İşte Arslan’ın Övür’ün münasebetlerine dair o satırları:
“Yıl 1997. Mahmut, yazdığı üzere, bir gün elinde bir kasetle geldi. Heyecandan nefesimizi kesecek bir kasetle… Tekrar yazdığı üzere, bir sünnet düğününde çekilen imgelerde, konuklar ortasında Çatlı ile Akşener görünüyordu. Mahmut, Ali Kırca’nın yanına oturdu… Düğünde kim kimdir canlı yayında anlattı… İsimleri verdi… Verdiği isimler ortasında, ‘düğün sahiplerinden’ Ali Yasak, yani Drej Ali de vardı. Habercilik ismine çok keyifli, tatmin edici bir yayındı. Ne var ki, çabucak gerisinden kâbusa dönüştü. Mahmut Övür koşarak odama gelmiş, haberi vermişti: ‘Drej Ali telefon etti… Saydı gösteriydi… Üstelik buraya geliyormuş…’ Ayaküstü bir kriz toplantısı yaptık. Halimizi kararlaştırdık. Ali Kırca odasında olacaktı. Ben ve (o sırada haber müdürümüz olan) Ferhat Boratav, Mahmut’la birlikte Drej Ali’yi karşılayacaktık. Engellemek yerine ‘ağırlayıp’ konuşmaya çalışacaktık.”
“BUNUN HESABI SORULUR…”
“Bu ortada güvenlik şefini aradım: ‘Ali Yasak diye bir konuğumuz gelecek. Lütfen çabucak alın. Lakin yalnız girmesine dikkat edin, eşlik ederek ATV Haber’e getirin.’ Hakikaten yarım saat kadar sonra güvenlik şefi, yanında Drej Ali ile çıkıp geldi. Ben ve Ferhat güya olağan bir ziyaretmiş üzere davranmaya çalışıyorduk. Hatta çay / kahve ikram etmeye kalkıştık… Ancak Drej Ali oraya çay / kahve içmeye ya da sohbete gelmemişti. Ortada bir ‘yengeye’ –yani bana- şükretmesi gerektiğini, yoksa çok daha ağır konuşacağını’ vurgulayarak esti savurdu. Ne mi söylüyordu? Mealen ve özetle, şunları:
‘Mahmut Övür, o sünnet düğünün davetlilerinden biriydi. Oraya gazeteci olarak değil, Ali Yasak’ın arkadaşı olarak çağırılmıştı. Lakin Mahmut, hem kendisine hem de pek düzgün tanıdığı ablasına ihanet etmişti. Yalnızca dostlara açık olan bir daveti, düğün görüntüsünü alıp yayınlayarak sırtlarından bıçaklamıştı.’
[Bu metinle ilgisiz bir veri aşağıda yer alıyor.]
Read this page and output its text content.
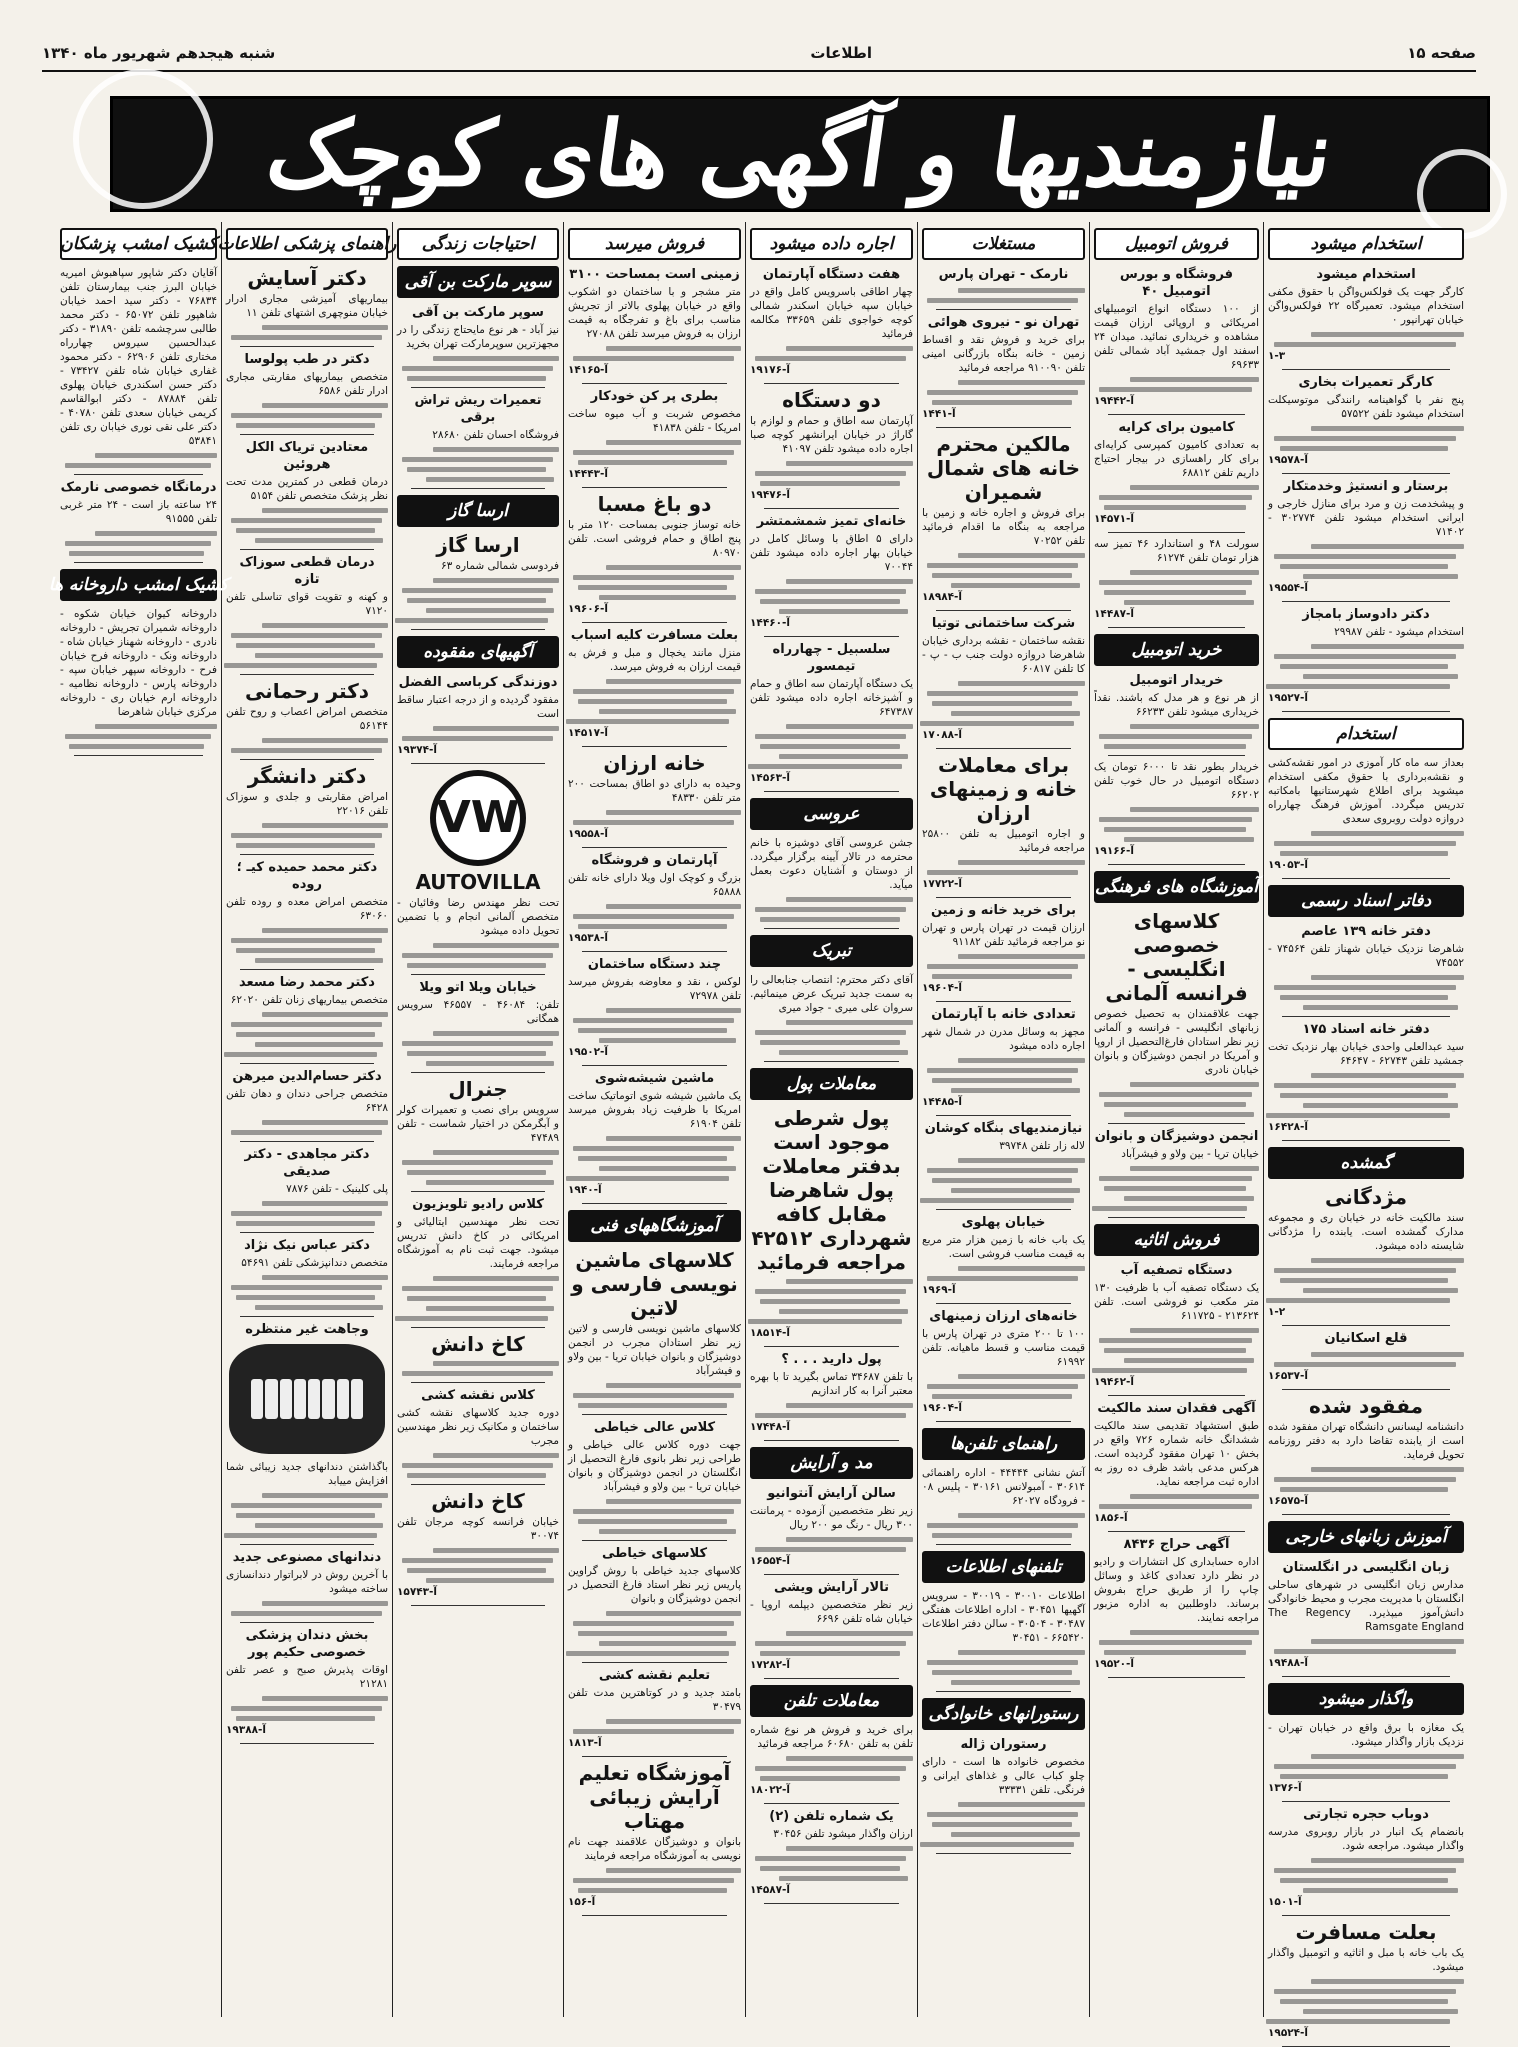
صفحه ۱۵
اطلاعات
شنبه هیجدهم شهریور ماه ۱۳۴۰
نیازمندیها و آگهی های کوچک
کشیک امشب پزشکان
آقایان دکتر شاپور سپاهبوش امیریه خیابان البرز جنب بیمارستان تلفن ۷۶۸۳۴ - دکتر سید احمد خیابان شاهپور تلفن ۶۵۰۷۲ - دکتر محمد طالبی سرچشمه تلفن ۳۱۸۹۰ - دکتر عبدالحسین سیروس چهارراه مختاری تلفن ۶۲۹۰۶ - دکتر محمود غفاری خیابان شاه تلفن ۷۳۴۲۷ - دکتر حسن اسکندری خیابان پهلوی تلفن ۸۷۸۸۴ - دکتر ابوالقاسم کریمی خیابان سعدی تلفن ۴۰۷۸۰ - دکتر علی نقی نوری خیابان ری تلفن ۵۳۸۴۱
درمانگاه خصوصی نارمک
۲۴ ساعته باز است - ۲۴ متر غربی تلفن ۹۱۵۵۵
کشیک امشب داروخانه ها
داروخانه کیوان خیابان شکوه - داروخانه شمیران تجریش - داروخانه نادری - داروخانه شهناز خیابان شاه - داروخانه ونک - داروخانه فرح خیابان فرح - داروخانه سپهر خیابان سپه - داروخانه پارس - داروخانه نظامیه - داروخانه ارم خیابان ری - داروخانه مرکزی خیابان شاهرضا
راهنمای پزشکی اطلاعات
دکتر آسایش
بیماریهای آمیزشی مجاری ادرار خیابان منوچهری اشتهای تلفن ۱۱
دکتر در طب پولوسا
متخصص بیماریهای مقاربتی مجاری ادرار تلفن ۶۵۸۶
معتادین تریاک الکل هروئین
درمان قطعی در کمترین مدت تحت نظر پزشک متخصص تلفن ۵۱۵۴
درمان قطعی سوزاک تازه
و کهنه و تقویت قوای تناسلی تلفن ۷۱۲۰
دکتر رحمانی
متخصص امراض اعصاب و روح تلفن ۵۶۱۴۴
دکتر دانشگر
امراض مقاربتی و جلدی و سوزاک تلفن ۲۲۰۱۶
دکتر محمد حمیده کیـ ؛ روده
متخصص امراض معده و روده تلفن ۶۳۰۶۰
دکتر محمد رضا مسعد
متخصص بیماریهای زنان تلفن ۶۲۰۲۰
دکتر حسام‌الدین میرهن
متخصص جراحی دندان و دهان تلفن ۶۴۲۸
دکتر مجاهدی - دکتر صدیقی
پلی کلینیک - تلفن ۷۸۷۶
دکتر عباس نیک نژاد
متخصص دندانپزشکی تلفن ۵۴۶۹۱
وجاهت غیر منتظره
باگذاشتن دندانهای جدید زیبائی شما افزایش مییابد
دندانهای مصنوعی جدید
با آخرین روش در لابراتوار دندانسازی ساخته میشود
بخش دندان پزشکی خصوصی حکیم پور
اوقات پذیرش صبح و عصر تلفن ۲۱۲۸۱
آ-۱۹۳۸۸
احتیاجات زندگی
سوپر مارکت بن آقی
سوپر مارکت بن آقی
نیز آباد - هر نوع مایحتاج زندگی را در مجهزترین سوپرمارکت تهران بخرید
تعمیرات ریش تراش برقی
فروشگاه احسان تلفن ۲۸۶۸۰
ارسا گاز
ارسا گاز
فردوسی شمالی شماره ۶۳
آگهیهای مفقوده
دوزندگی کرباسی الفضل
مفقود گردیده و از درجه اعتبار ساقط است
آ-۱۹۳۷۴
VW
AUTOVILLA
تحت نظر مهندس رضا وفائیان - متخصص آلمانی انجام و با تضمین تحویل داده میشود
خیابان ویلا اتو ویلا
تلفن: ۴۶۰۸۴ - ۴۶۵۵۷ سرویس همگانی
جنرال
سرویس برای نصب و تعمیرات کولر و آبگرمکن در اختیار شماست - تلفن ۴۷۴۸۹
کلاس رادیو تلویزیون
تحت نظر مهندسین ایتالیائی و امریکائی در کاخ دانش تدریس میشود. جهت ثبت نام به آموزشگاه مراجعه فرمایند.
کاخ دانش
کلاس نقشه کشی
دوره جدید کلاسهای نقشه کشی ساختمان و مکانیک زیر نظر مهندسین مجرب
کاخ دانش
خیابان فرانسه کوچه مرجان تلفن ۳۰۰۷۴
آ-۱۵۷۴۳
فروش میرسد
زمینی است بمساحت ۳۱۰۰
متر مشجر و با ساختمان دو اشکوب واقع در خیابان پهلوی بالاتر از تجریش مناسب برای باغ و تفرجگاه به قیمت ارزان به فروش میرسد تلفن ۲۷۰۸۸
آ-۱۴۱۶۵
بطری پر کن خودکار
مخصوص شربت و آب میوه ساخت امریکا - تلفن ۴۱۸۳۸
آ-۱۴۴۴۳
دو باغ مسبا
خانه توساز جنوبی بمساحت ۱۲۰ متر با پنج اطاق و حمام فروشی است. تلفن ۸۰۹۷۰
آ-۱۹۶۰۶
بعلت مسافرت کلیه اسباب
منزل مانند یخچال و مبل و فرش به قیمت ارزان به فروش میرسد.
آ-۱۴۵۱۷
خانه ارزان
وحیده به دارای دو اطاق بمساحت ۲۰۰ متر تلفن ۴۸۳۳۰
آ-۱۹۵۵۸
آپارتمان و فروشگاه
بزرگ و کوچک اول ویلا دارای خانه تلفن ۶۵۸۸۸
آ-۱۹۵۳۸
چند دستگاه ساختمان
لوکس ، نقد و معاوضه بفروش میرسد تلفن ۷۲۹۷۸
آ-۱۹۵۰۲
ماشین شیشه‌شوی
یک ماشین شیشه شوی اتوماتیک ساخت امریکا با ظرفیت زیاد بفروش میرسد تلفن ۶۱۹۰۴
آ-۱۹۴۰
آموزشگاههای فنی
کلاسهای ماشین نویسی فارسی و لاتین
کلاسهای ماشین نویسی فارسی و لاتین زیر نظر استادان مجرب در انجمن دوشیزگان و بانوان خیابان تریا - بین ولاو و فیشرآباد
کلاس عالی خیاطی
جهت دوره کلاس عالی خیاطی و طراحی زیر نظر بانوی فارغ التحصیل از انگلستان در انجمن دوشیزگان و بانوان خیابان تریا - بین ولاو و فیشرآباد
کلاسهای خیاطی
کلاسهای جدید خیاطی با روش گراوین پاریس زیر نظر استاد فارغ التحصیل در انجمن دوشیزگان و بانوان
تعلیم نقشه کشی
بامتد جدید و در کوتاهترین مدت تلفن ۳۰۴۷۹
آ-۱۸۱۳
آموزشگاه تعلیم آرایش زیبائی مهتاب
بانوان و دوشیزگان علاقمند جهت نام نویسی به آموزشگاه مراجعه فرمایند
آ-۱۵۶
اجاره داده میشود
هفت دستگاه آپارتمان
چهار اطاقی باسرویس کامل واقع در خیابان سپه خیابان اسکندر شمالی کوچه خواجوی تلفن ۳۳۶۵۹ مکالمه فرمائید
آ-۱۹۱۷۶
دو دستگاه
آپارتمان سه اطاق و حمام و لوازم با گاراژ در خیابان ایرانشهر کوچه صبا اجاره داده میشود تلفن ۴۱۰۹۷
آ-۱۹۴۷۶
خانه‌ای تمیز شمشمتشر
دارای ۵ اطاق با وسائل کامل در خیابان بهار اجاره داده میشود تلفن ۷۰۰۴۴
آ-۱۴۴۶۰
سلسبیل - چهارراه تیمسور
یک دستگاه آپارتمان سه اطاق و حمام و آشپزخانه اجاره داده میشود تلفن ۶۴۷۳۸۷
آ-۱۴۵۶۳
عروسی
جشن عروسی آقای دوشیزه با خانم محترمه در تالار آیینه برگزار میگردد. از دوستان و آشنایان دعوت بعمل میآید.
تبریک
آقای دکتر محترم: انتصاب جنابعالی را به سمت جدید تبریک عرض مینمائیم. سروان علی میری - جواد میری
معاملات پول
پول شرطی موجود است بدفتر معاملات پول شاهرضا مقابل کافه شهرداری ۴۲۵۱۲ مراجعه فرمائید
آ-۱۸۵۱۴
پول دارید . . . ؟
با تلفن ۳۴۶۸۷ تماس بگیرید تا با بهره معتبر آنرا به کار اندازیم
آ-۱۷۴۴۸
مد و آرایش
سالن آرایش آنتوانیو
زیر نظر متخصصین آزموده - پرماننت ۳۰۰ ریال - رنگ مو ۲۰۰ ریال
آ-۱۶۵۵۴
تالار آرایش ویشی
زیر نظر متخصصین دیپلمه اروپا - خیابان شاه تلفن ۶۶۹۶
آ-۱۷۲۸۲
معاملات تلفن
برای خرید و فروش هر نوع شماره تلفن به تلفن ۶۰۶۸۰ مراجعه فرمائید
آ-۱۸۰۲۲
یک شماره تلفن (۲)
ارزان واگذار میشود تلفن ۳۰۴۵۶
آ-۱۴۵۸۷
مستغلات
نارمک - تهران پارس
تهران نو - نیروی هوائی
برای خرید و فروش نقد و اقساط زمین - خانه بنگاه بازرگانی امینی تلفن ۹۱۰۰۹۰ مراجعه فرمائید
آ-۱۴۴۱
مالکین محترم خانه های شمال شمیران
برای فروش و اجاره خانه و زمین با مراجعه به بنگاه ما اقدام فرمائید تلفن ۷۰۲۵۲
آ-۱۸۹۸۴
شرکت ساختمانی توتیا
نقشه ساختمان - نقشه برداری خیابان شاهرضا دروازه دولت جنب ب - پ - کا تلفن ۶۰۸۱۷
آ-۱۷۰۸۸
برای معاملات خانه و زمینهای ارزان
و اجاره اتومبیل به تلفن ۲۵۸۰۰ مراجعه فرمائید
آ-۱۷۷۲۲
برای خرید خانه و زمین
ارزان قیمت در تهران پارس و تهران نو مراجعه فرمائید تلفن ۹۱۱۸۲
آ-۱۹۶۰۴
تعدادی خانه با آپارتمان
مجهز به وسائل مدرن در شمال شهر اجاره داده میشود
آ-۱۴۴۸۵
نیازمندیهای بنگاه کوشان
لاله زار تلفن ۳۹۷۴۸
خیابان پهلوی
یک باب خانه با زمین هزار متر مربع به قیمت مناسب فروشی است.
آ-۱۹۶۹
خانه‌های ارزان زمینهای
۱۰۰ تا ۲۰۰ متری در تهران پارس با قیمت مناسب و قسط ماهیانه. تلفن ۶۱۹۹۲
آ-۱۹۶۰۴
راهنمای تلفن‌ها
آتش نشانی ۴۴۴۴۴ - اداره راهنمائی ۳۰۶۱۴ - آمبولانس ۳۰۱۶۱ - پلیس ۰۸ - فرودگاه ۶۲۰۲۷
تلفنهای اطلاعات
اطلاعات ۳۰۰۱۰ - ۳۰۰۱۹ - سرویس آگهیها ۳۰۴۵۱ - اداره اطلاعات هفتگی ۳۰۴۸۷ - ۳۰۵۰۴ - سالن دفتر اطلاعات ۶۶۵۴۲۰ - ۳۰۴۵۱
رستورانهای خانوادگی
رستوران ژاله
مخصوص خانواده ها است - دارای چلو کباب عالی و غذاهای ایرانی و فرنگی. تلفن ۳۳۳۳۱
فروش اتومبیل
فروشگاه و بورس اتومبیل ۴۰
از ۱۰۰ دستگاه انواع اتومبیلهای امریکائی و اروپائی ارزان قیمت مشاهده و خریداری نمائید. میدان ۲۴ اسفند اول جمشید آباد شمالی تلفن ۶۹۶۳۳
آ-۱۹۴۴۲
کامیون برای کرایه
به تعدادی کامیون کمپرسی کرایه‌ای برای کار راهسازی در بیجار احتیاج داریم تلفن ۶۸۸۱۲
آ-۱۴۵۷۱
سورلت ۴۸ و استاندارد ۴۶ تمیز سه هزار تومان تلفن ۶۱۲۷۴
آ-۱۴۴۸۷
خرید اتومبیل
خریدار اتومبیل
از هر نوع و هر مدل که باشند. نقداً خریداری میشود تلفن ۶۶۲۳۳
خریدار بطور نقد تا ۶۰۰۰ تومان یک دستگاه اتومبیل در حال خوب تلفن ۶۶۲۰۲
آ-۱۹۱۶۶
آموزشگاه های فرهنگی
کلاسهای خصوصی انگلیسی - فرانسه آلمانی
جهت علاقمندان به تحصیل خصوص زبانهای انگلیسی - فرانسه و آلمانی زیر نظر استادان فارغ‌التحصیل از اروپا و آمریکا در انجمن دوشیزگان و بانوان خیابان نادری
انجمن دوشیزگان و بانوان
خیابان تریا - بین ولاو و فیشرآباد
فروش اثاثیه
دستگاه تصفیه آب
یک دستگاه تصفیه آب با ظرفیت ۱۳۰ متر مکعب نو فروشی است. تلفن ۲۱۳۶۲۴ - ۶۱۱۷۲۵
آ-۱۹۴۶۲
آگهی فقدان سند مالکیت
طبق استشهاد تقدیمی سند مالکیت ششدانگ خانه شماره ۷۲۶ واقع در بخش ۱۰ تهران مفقود گردیده است. هرکس مدعی باشد ظرف ده روز به اداره ثبت مراجعه نماید.
آ-۱۸۵۶
آگهی حراج ۸۴۳۶
اداره حسابداری کل انتشارات و رادیو در نظر دارد تعدادی کاغذ و وسائل چاپ را از طریق حراج بفروش برساند. داوطلبین به اداره مزبور مراجعه نمایند.
آ-۱۹۵۲۰
استخدام میشود
استخدام میشود
کارگر جهت یک فولکس‌واگن با حقوق مکفی استخدام میشود. تعمیرگاه ۲۲ فولکس‌واگن خیابان تهرانپور ۰
۱-۳
کارگر تعمیرات بخاری
پنج نفر با گواهینامه رانندگی موتوسیکلت استخدام میشود تلفن ۵۷۵۲۲
آ-۱۹۵۷۸
برستار و انستیژ وخدمتکار
و پیشخدمت زن و مرد برای منازل خارجی و ایرانی استخدام میشود تلفن ۳۰۲۷۷۴ - ۷۱۴۰۲
آ-۱۹۵۵۴
دکتر دادوساز بامجاز
استخدام میشود - تلفن ۲۹۹۸۷
آ-۱۹۵۲۷
استخدام
بعداز سه ماه کار آموزی در امور نقشه‌کشی و نقشه‌برداری با حقوق مکفی استخدام میشوید برای اطلاع شهرستانیها بامکاتبه تدریس میگردد. آموزش فرهنگ چهارراه دروازه دولت روبروی سعدی
آ-۱۹۰۵۳
دفاتر اسناد رسمی
دفتر خانه ۱۳۹ عاصم
شاهرضا نزدیک خیابان شهناز تلفن ۷۴۵۶۴ - ۷۴۵۵۲
دفتر خانه اسناد ۱۷۵
سید عبدالعلی واحدی خیابان بهار نزدیک تخت جمشید تلفن ۶۲۷۴۳ - ۶۴۶۴۷
آ-۱۶۴۲۸
گمشده
مژدگانی
سند مالکیت خانه در خیابان ری و مجموعه مدارک گمشده است. یابنده را مژدگانی شایسته داده میشود.
۱-۲
قلع اسکانیان
آ-۱۶۵۳۷
مفقود شده
دانشنامه لیسانس دانشگاه تهران مفقود شده است از یابنده تقاضا دارد به دفتر روزنامه تحویل فرماید.
آ-۱۶۵۷۵
آموزش زبانهای خارجی
زبان انگلیسی در انگلستان
مدارس زبان انگلیسی در شهرهای ساحلی انگلستان با مدیریت مجرب و محیط خانوادگی دانش‌آموز میپذیرد. The Regency Ramsgate England
آ-۱۹۴۸۸
واگذار میشود
یک مغازه با برق واقع در خیابان تهران - نزدیک بازار واگذار میشود.
آ-۱۳۷۶
دوباب حجره تجارتی
بانضمام یک انبار در بازار روبروی مدرسه واگذار میشود. مراجعه شود.
آ-۱۵۰۱
بعلت مسافرت
یک باب خانه با مبل و اثاثیه و اتومبیل واگذار میشود.
آ-۱۹۵۲۴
Ali Yasak’ın kelamlarından, ikili ortasındaki arkadaşlığın yeni olmadığını anlamıştık. Dahası, Mahmut Övür’ün arkadaşlık / tanışıklık artık ismine ne derseniz, başta Çatlı olmak üzere Susurluk sanıkları ile bağı olduğunu fark etmiştik. Sinema üzere, çok sarsıcı bir sahneydi yaşadığımız. Bilhassa, Ali Yasak’ın giderken söyledikleriyle: ‘Ben de Drej Ali’ysem, bunun hesabı sorulur…’ Bu tehditle bir ilgisi var mı, bilmiyorum. Lakin birebir yıl, 1997, 5 Haziran akşamı gelen bir telefon korkulan haberi veriyordu.”
“MAHMUT BİR BACAĞININ SAKAT KALMASIYLA ‘BEDELİNİ’ ÖDEMİŞTİ”
“Mahmut Övür, bir haber için gittiği Ankara’dan dönüşünde, meskeninin önünde kurşunlanmıştı. Birinci aradığı kişi bendim. Doğal olarak hem haber merkezini hem de en yakındaki hastaneyi alarma geçirdim… Ben de koşarak yanına gittim. Sonrası malum… Bugüne kadar, kaset olayının perde gerisini yazmadım. Ne de olsa, işin içinde soru işaretleriyle dolu bir art plan varsa bile, Mahmut bir bacağının sakat kalmasıyla ‘bedelini’ ödemişti. Üzerine gitmek istemedim. Fakat yıllar sonra, gerçeğin çok ufak kısmını anlatınca… O gerçekte kendi hissesine değinmeyince… Ve bunu da sadece, Saray’ın istediği biçimde Akşener’i yıpratmak ismine yazınca… Yazmayı borç bildim. Solculuktan Drej Ali, Çatlı arkadaşlığına… Fethullah Gülen muhabbetinden AKP milletvekili adaylığına… İzlerken yüreğimin sıkıştığı bir seyahat… Değiyor mu sanki? Kimbilir!”